The Centers for Disease Control and Prevention offers advice on dealing with ticks.
If you find a tick attached to your skin, there's no need to panic. There are several tick removal devices on the market, but a plain set of fine-tipped tweezers will remove a tick quite effectively.
How To Remove A Tick
Use fine-tipped tweezers to grasp the tick as close to the skin's surface as possible.
Pull upward with steady, even pressure. Don't twist or jerk the tick; this can cause the mouth-parts to break off and remain in the skin.

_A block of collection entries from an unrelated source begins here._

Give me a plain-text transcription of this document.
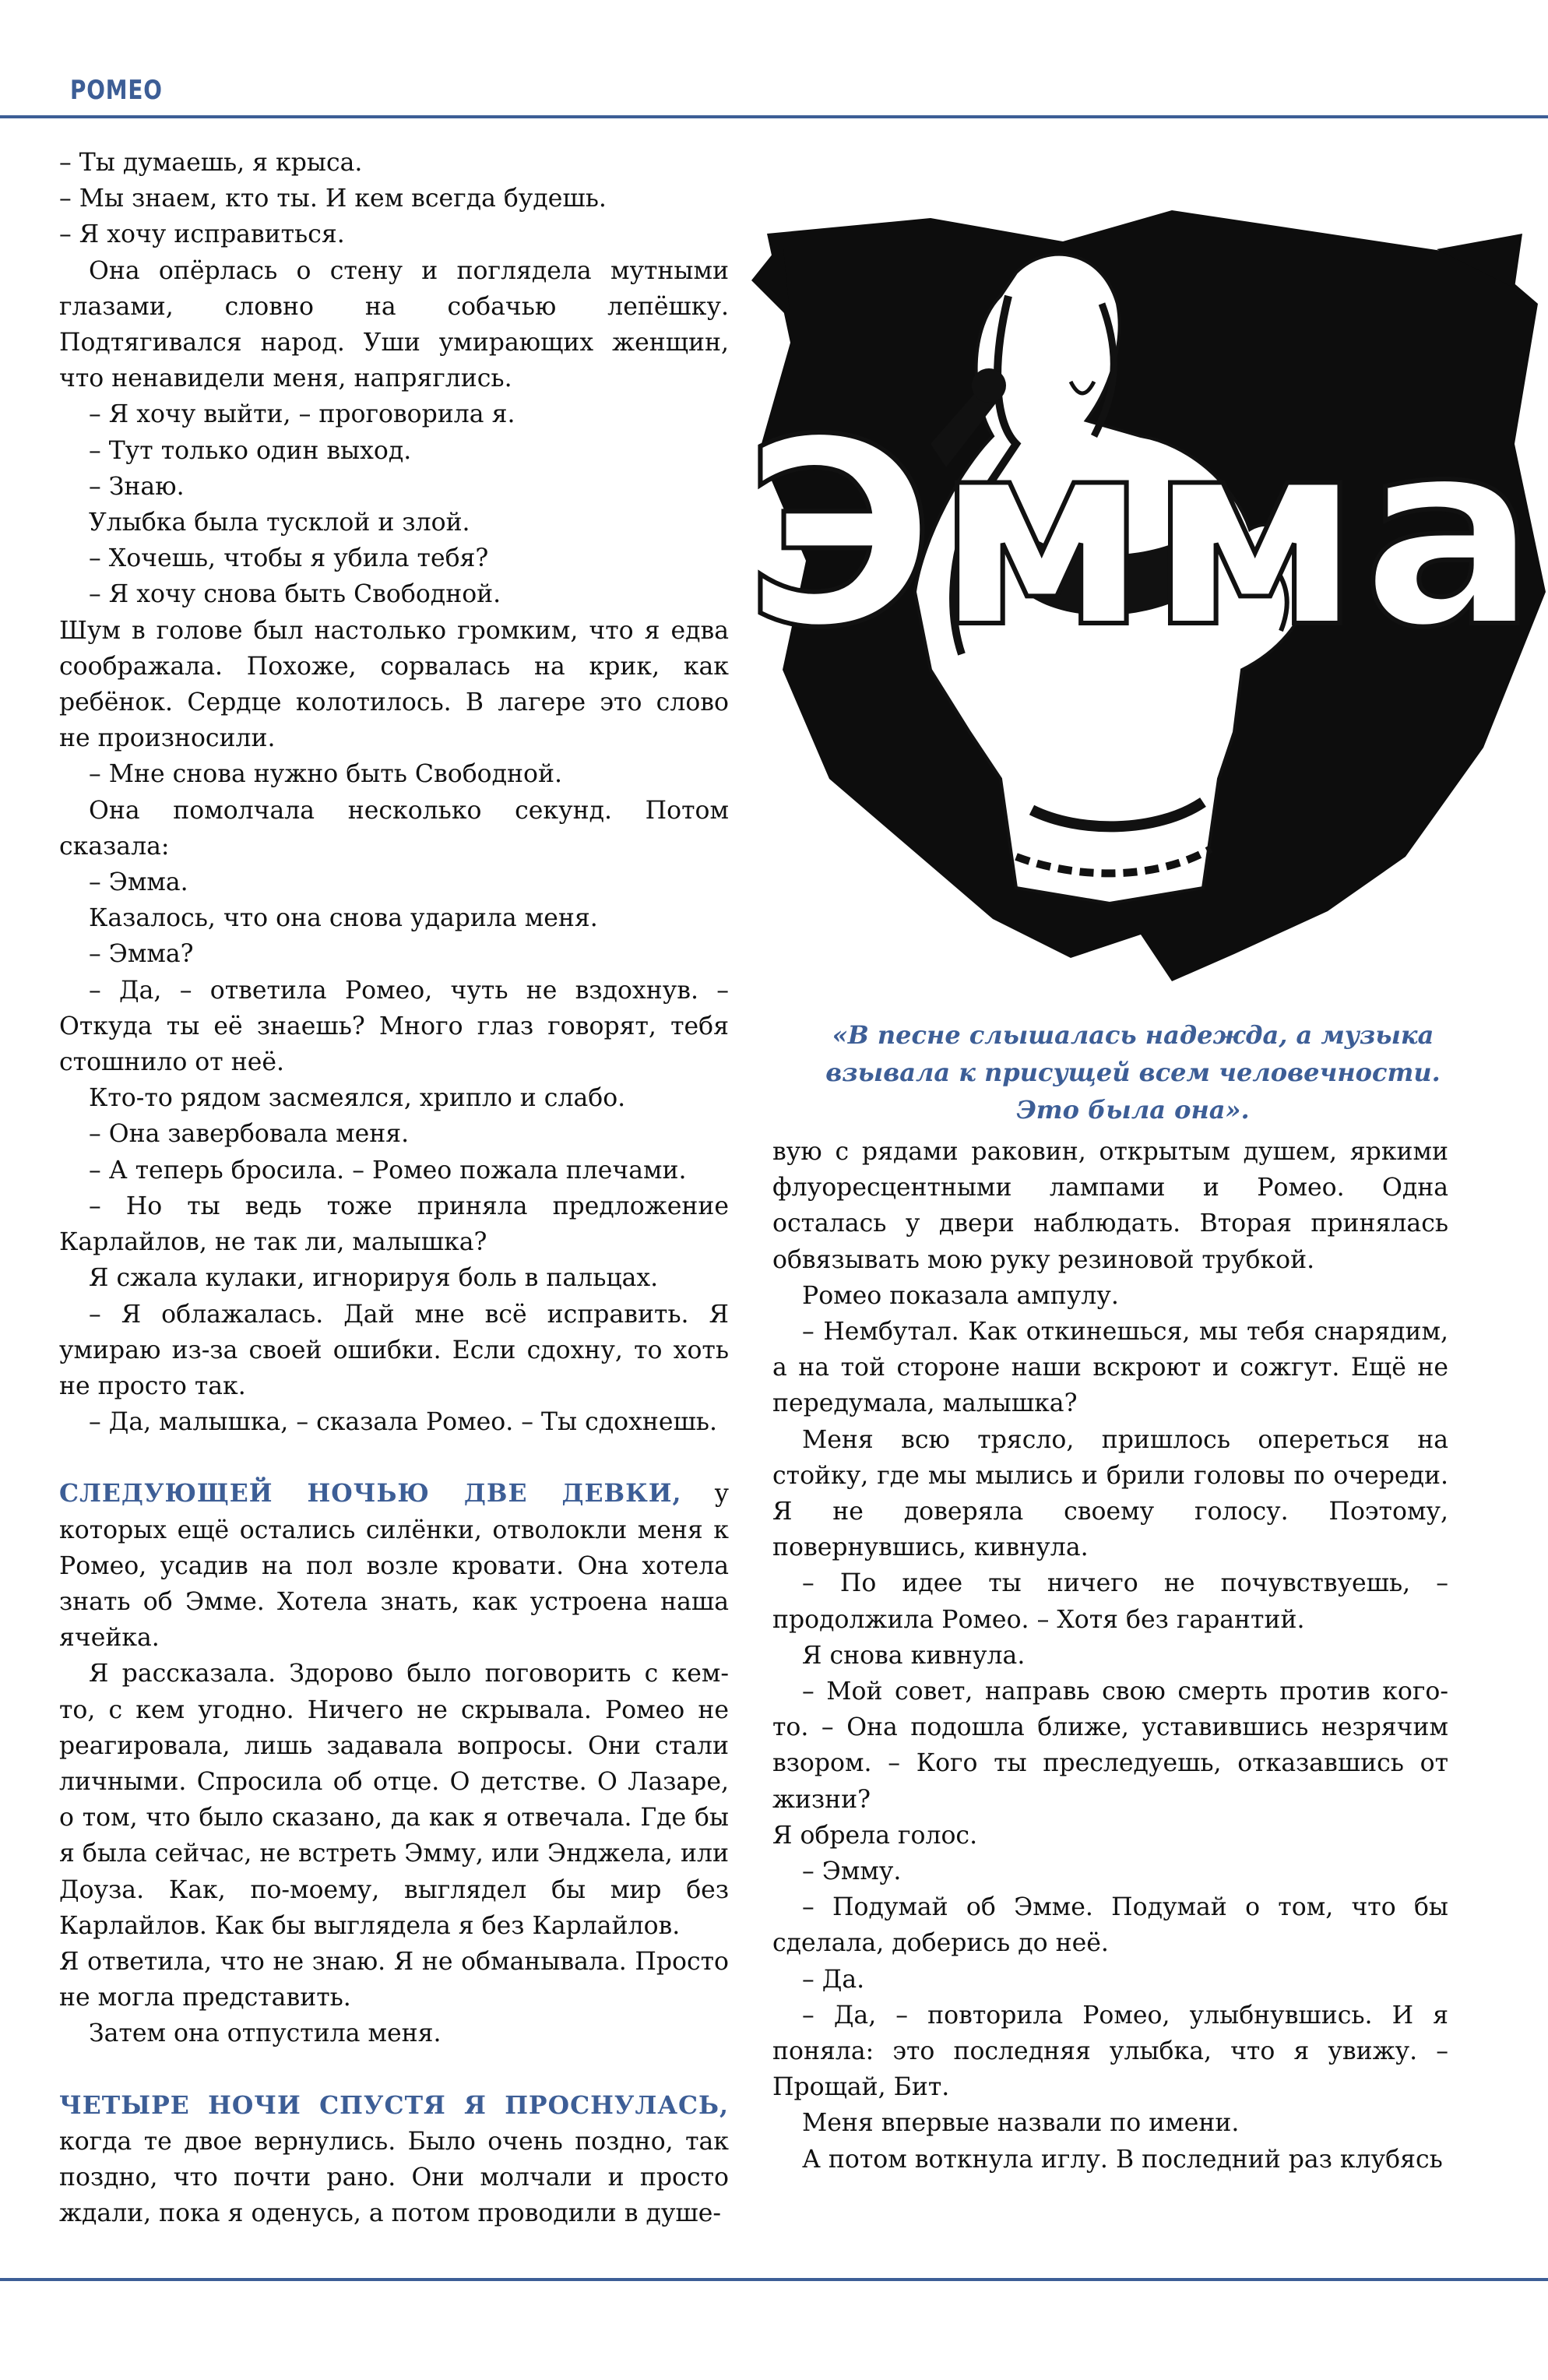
РОМЕО

– Ты думаешь, я крыса.

– Мы знаем, кто ты. И кем всегда будешь.

– Я хочу исправиться.

Она опёрлась о стену и поглядела мутными глазами, словно на собачью лепёшку. Подтягивался народ. Уши умирающих женщин, что ненавидели меня, напряглись.

– Я хочу выйти, – проговорила я.

– Тут только один выход.

– Знаю.

Улыбка была тусклой и злой.

– Хочешь, чтобы я убила тебя?

– Я хочу снова быть Свободной.

Шум в голове был настолько громким, что я едва соображала. Похоже, сорвалась на крик, как ребёнок. Сердце колотилось. В лагере это слово не произносили.

– Мне снова нужно быть Свободной.

Она помолчала несколько секунд. Потом сказала:

– Эмма.

Казалось, что она снова ударила меня.

– Эмма?

– Да, – ответила Ромео, чуть не вздохнув. – Откуда ты её знаешь? Много глаз говорят, тебя стошнило от неё.

Кто-то рядом засмеялся, хрипло и слабо.

– Она завербовала меня.

– А теперь бросила. – Ромео пожала плечами.

– Но ты ведь тоже приняла предложение Карлайлов, не так ли, малышка?

Я сжала кулаки, игнорируя боль в пальцах.

– Я облажалась. Дай мне всё исправить. Я умираю из-за своей ошибки. Если сдохну, то хоть не просто так.

– Да, малышка, – сказала Ромео. – Ты сдохнешь.

СЛЕДУЮЩЕЙ НОЧЬЮ ДВЕ ДЕВКИ, у которых ещё остались силёнки, отволокли меня к Ромео, усадив на пол возле кровати. Она хотела знать об Эмме. Хотела знать, как устроена наша ячейка.

Я рассказала. Здорово было поговорить с кем-то, с кем угодно. Ничего не скрывала. Ромео не реагировала, лишь задавала вопросы. Они стали личными. Спросила об отце. О детстве. О Лазаре, о том, что было сказано, да как я отвечала. Где бы я была сейчас, не встреть Эмму, или Энджела, или Доуза. Как, по-моему, выглядел бы мир без Карлайлов. Как бы выглядела я без Карлайлов.

Я ответила, что не знаю. Я не обманывала. Просто не могла представить.

Затем она отпустила меня.

ЧЕТЫРЕ НОЧИ СПУСТЯ Я ПРОСНУЛАСЬ, когда те двое вернулись. Было очень поздно, так поздно, что почти рано. Они молчали и просто ждали, пока я оденусь, а потом проводили в душе-

Эмма
«В песне слышалась надежда, а музыка
взывала к присущей всем человечности.
Это была она».

вую с рядами раковин, открытым душем, яркими флуоресцентными лампами и Ромео. Одна осталась у двери наблюдать. Вторая принялась обвязывать мою руку резиновой трубкой.

Ромео показала ампулу.

– Нембутал. Как откинешься, мы тебя снарядим, а на той стороне наши вскроют и сожгут. Ещё не передумала, малышка?

Меня всю трясло, пришлось опереться на стойку, где мы мылись и брили головы по очереди. Я не доверяла своему голосу. Поэтому, повернувшись, кивнула.

– По идее ты ничего не почувствуешь, – продолжила Ромео. – Хотя без гарантий.

Я снова кивнула.

– Мой совет, направь свою смерть против кого-то. – Она подошла ближе, уставившись незрячим взором. – Кого ты преследуешь, отказавшись от жизни?

Я обрела голос.

– Эмму.

– Подумай об Эмме. Подумай о том, что бы сделала, доберись до неё.

– Да.

– Да, – повторила Ромео, улыбнувшись. И я поняла: это последняя улыбка, что я увижу. – Прощай, Бит.

Меня впервые назвали по имени.

А потом воткнула иглу. В последний раз клубясь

If this happens, remove the mouth-parts with tweezers. If you are unable to remove the mouth easily with clean tweezers, leave it alone and let the skin heal.
After removing the tick, thoroughly clean the bite area and your hands with rubbing alcohol, an iodine scrub, or soap and water.
Avoid folklore remedies such as “painting” the tick with nail polish or petroleum jelly, or using heat to make the tick detach from the skin. Your goal is to remove the tick as quickly as possible–not waiting for it to detach.
If you develop a rash or fever within several weeks of removing a tick, see your doctor. Be sure to tell the doctor about your recent tick bite, when the bite occurred, and where you most likely acquired the tick.
WebMD also offers up the following:
Most ticks do not carry diseases, and most tick bites do not cause serious health problems. But it is important to remove a tick as soon as you find it. Removing the tick completely may help you avoid diseases such as Lyme disease that the tick may pass on during feeding, or a skin infection where it bit you.
When you return home from areas where ticks might live, carefully examine your skin and scalp for ticks. Check your pets, too.